RE: training vs. CV AUC. Is there a hard and fast rule as to how much of a difference between the two constitutes overfitting? Or is it something we can tease out of the literature? If so it may be worth establishing some sort of threshold to make it obvious when overfitting is likely to be occurring.

BonnieAhr commented 3 years ago

clarification in the documentation that gbm.loop is only used when using the predictive mapping option (i.e. grid = TRUE). (Correct me if I'm wrong - still learning).

SimonDedman commented 3 years ago

@BonnieAhr you don't need to predictive map to run loop, it'll generate the summaries of various report outputs regardless.

BonnieAhr commented 3 years ago

Under Best Binary BRT column in report.csv add # of trees as well. Actually maybe all of the info for the best brt in one column (like deviance and cv correlation) so I don't have to scroll over and find it and check 100 times that I'm looking at the right on. (Potentially even a flag if under 1000 trees).
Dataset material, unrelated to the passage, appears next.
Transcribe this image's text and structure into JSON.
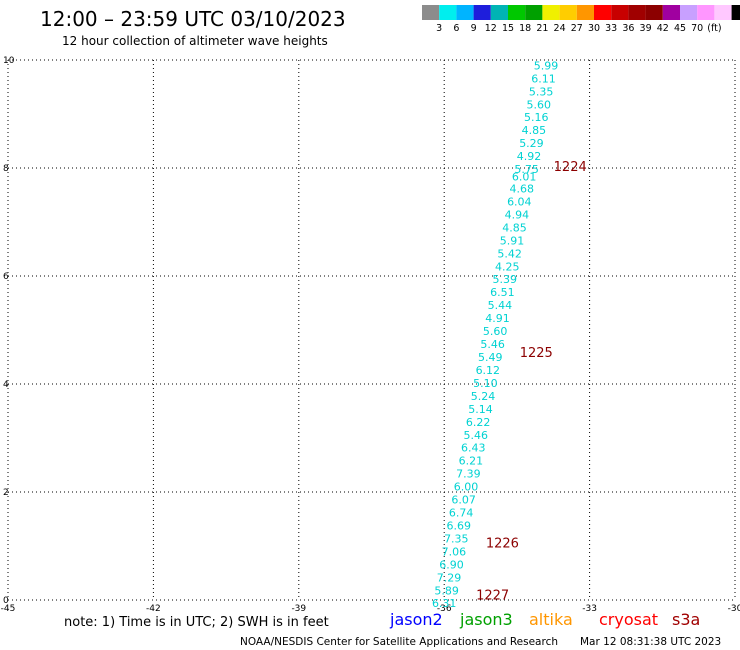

If not in the output maybe could also include a warning that pops up at the end of the run if the best model has under 1000 trees.

SimonDedman commented 3 years ago

<1000 trees warning: might be easier to put that as part of the document thingy, i.e. the notes/context section.

Big/Gaus best extra stats: L934, 942, 959, 974: edit these to feature basically everything (single values only) from Col B of https://docs.google.com/spreadsheets/d/1I43q-PAEGY97Ho_xZpZ5gbBjGgJodLzZGcaZuwaNUuQ/edit#gid=141061300 ?

Edit: Self_CV_Statistics.csv has all CV & selfstats table contents for each model. Report has number of trees. Maybe just add, to bin_best: trees: 2250 CV Mean Deviance: 0.660950842944151 CV Deviance SE: 0.0253367448140445 CV Mean Correlation: 0.671531063164227 CV Correlation SE: 0.0159719292986984 training CV - AUC CV = overfitting

Then explain everything in the separate document.